O filme é muito importante pelas suas abordagens, principalmente sendo considerado a época em que foi feito. No entanto, esses podem ser, muitas vezes, não perceptíveis ao espectador comum, que não possui um olhar que procura os detalhes. A forma de assistir uma obra como essa deve-se ir a fundo em suas diversas camadas. Conseguindo atingi-las, é possível compreender a inclusão de alguns desses elementos, auto explicando suas importâncias. Por isso, foram selecionados para esse post alguns pontos da produção.
“Quem avisa amigo é”: as análises a seguir contêm SPOILERS, partindo daqui fica por conta da sua curiosidade:
1. Personagem principal: a escolha do personagem principal ser um negro vai contra a grande maioria dos que circulavam na época. O mais importante é a desconstrução feita ao colocá-lo como o único sã, em meio a todos os acontecimentos. É ele “a cabeça pensante” daquele grupo, levando em consideração o bem estar de todos, e nas possíveis ações para retirá-los dali. Enquanto isso, os demais são extremamente individualista, com a única missão sendo salvar a si mesmo.
2. Sociedade patriarcal: o longa metragem é muito inteligente em diversas de suas construções. Uma delas é a seleção do patriarcalismo. Uma característica muito defendida pela sociedade norte-americana, que coloca a figura paterna acima de todos, reafirmado em muitas produções de Hollywood. No filme, quando todos os personagens entram dentro da casa, forma-se como uma “família” ali. No entanto, é abordado a maneira como esse núcleo se autodestrói, se desfaz ao longo do decorrer dos acontecimentos. Uma cena muito marcante quanto a isso é a que a menina, mordida por um “morto vivo”, devora os próprios pais.
3. Mídia: Outro elemento que merece destaque é o papel da mídia, e como é analisado seu poder. A todo momento, dentro da casa, os personagens acompanham o mundo lá fora através da televisão e do rádio. Essa abordagem é uma forma de retomar a crítica sobre a ação midiática durante a Guerra do Vietnã, uma das mais televisionadas da história. Ou seja, a morte de muitos indivíduos foi comercializada, se tornando mercadoria em frente as câmeras.
4. Morrer de vez: Uma característica do filme é a solução de morte dos “mortos vivos”. Para serem exterminados é preciso que se destrua sua cabeça, o local do pensamento. Uma crítica ao poder do Estado, que foi o grande responsável pelo desenrolar do acontecimento da história, errou e colocou em risco toda sua população, a quem, na verdade, deveria proteger.
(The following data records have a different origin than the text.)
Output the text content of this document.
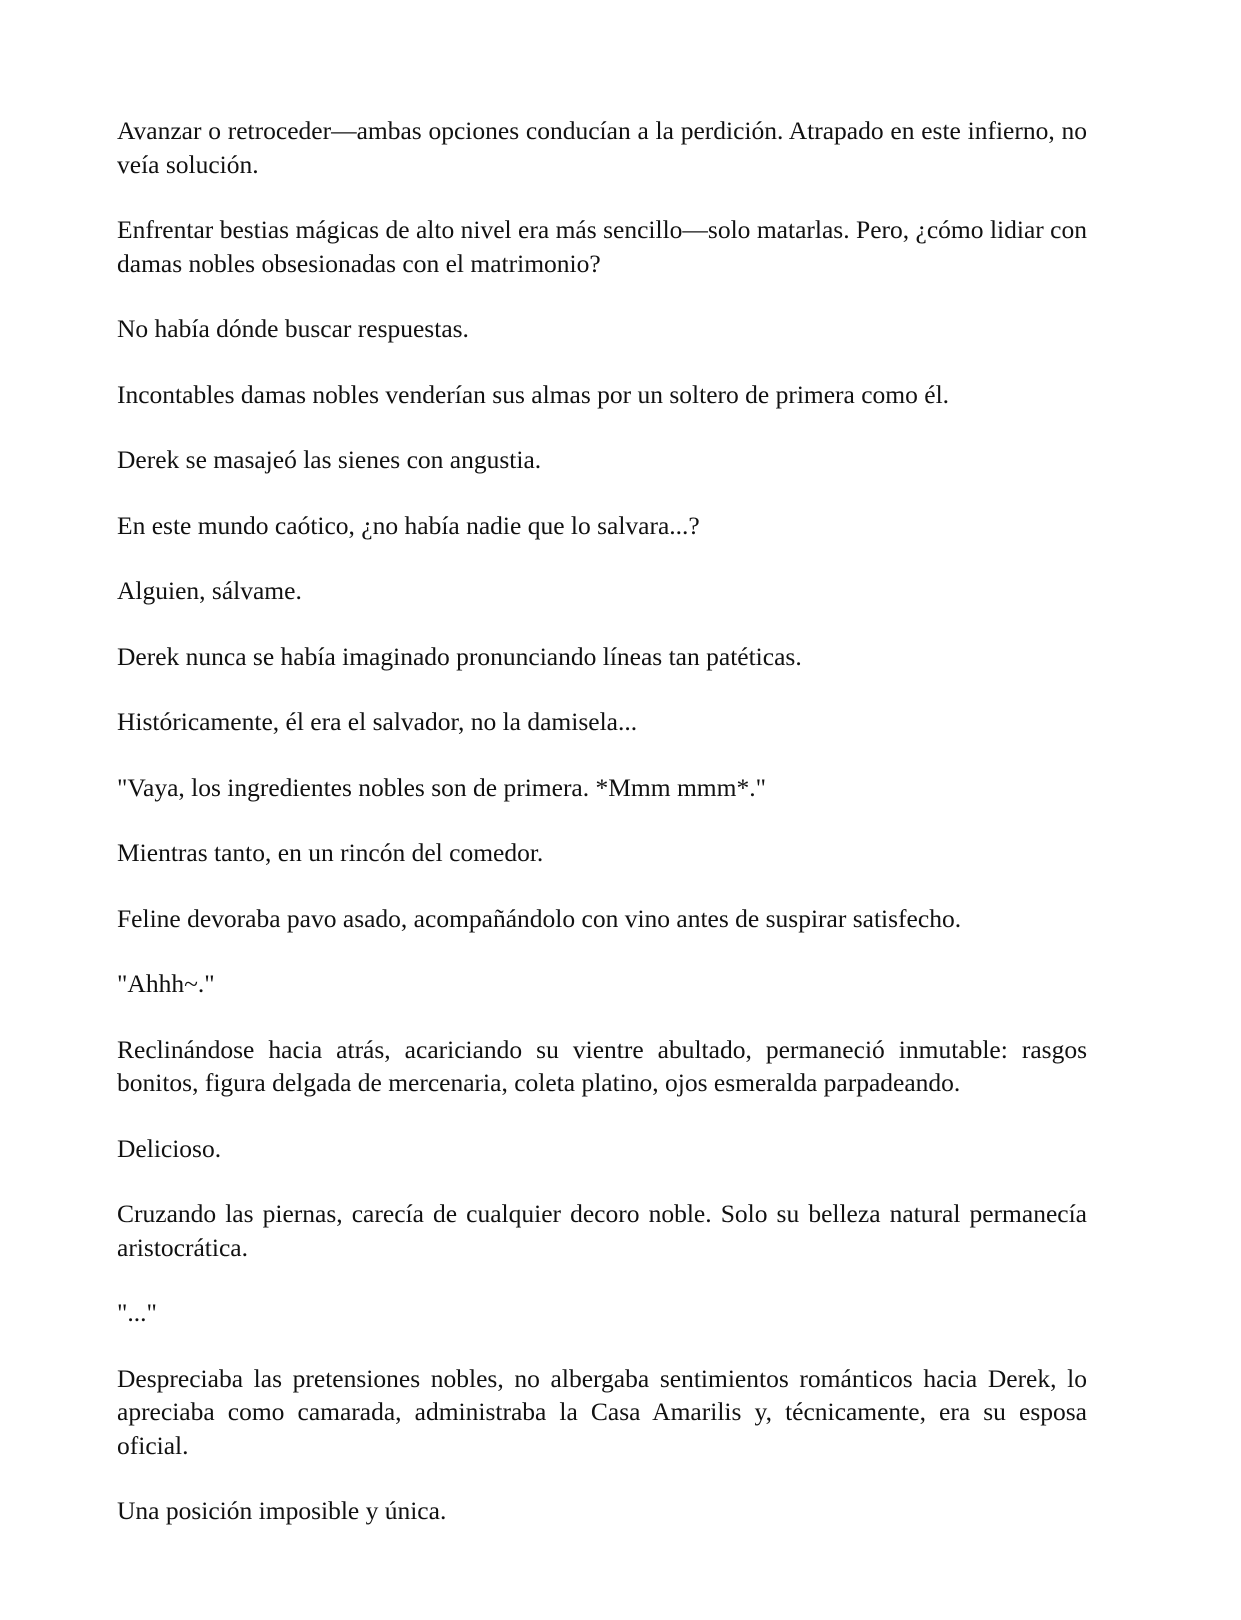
Avanzar o retroceder—ambas opciones conducían a la perdición. Atrapado en este infierno, no veía solución.

Enfrentar bestias mágicas de alto nivel era más sencillo—solo matarlas. Pero, ¿cómo lidiar con damas nobles obsesionadas con el matrimonio?

No había dónde buscar respuestas.

Incontables damas nobles venderían sus almas por un soltero de primera como él.

Derek se masajeó las sienes con angustia.

En este mundo caótico, ¿no había nadie que lo salvara...?

Alguien, sálvame.

Derek nunca se había imaginado pronunciando líneas tan patéticas.

Históricamente, él era el salvador, no la damisela...

"Vaya, los ingredientes nobles son de primera. *Mmm mmm*."

Mientras tanto, en un rincón del comedor.

Feline devoraba pavo asado, acompañándolo con vino antes de suspirar satisfecho.

"Ahhh~."

Reclinándose hacia atrás, acariciando su vientre abultado, permaneció inmutable: rasgos bonitos, figura delgada de mercenaria, coleta platino, ojos esmeralda parpadeando.

Delicioso.

Cruzando las piernas, carecía de cualquier decoro noble. Solo su belleza natural permanecía aristocrática.

"..."

Despreciaba las pretensiones nobles, no albergaba sentimientos románticos hacia Derek, lo apreciaba como camarada, administraba la Casa Amarilis y, técnicamente, era su esposa oficial.

Una posición imposible y única.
5. Chega de Happy Ending: O final do filme complementa tudo isso com uma crítica, através da morte do personagem. O negro é o único sobrevivente e está ali à espera do resgate. Esse é formado por homens brancos do interior, portando armas, quase que infalíveis, figuras como “super-heróis” que irão salvar a todos. No entanto, estão na verdade cegados pelo medo. E são esses homens “racionais” quem assassinam esse personagem. Um tiro certeiro, como uma mosca, ou seja, uma morte completamente estúpida. Percebe-se então a crítica: matar inocentes, sem saber ao certo quem realmente são.
Fica a dica para o final de semana. Se você já tiver visto, reveja com outros olhos buscando detalhes. Caso não tenha assistido, pode investir em tirar uma hora e meia do seu dia para apreciar esse longa metragem.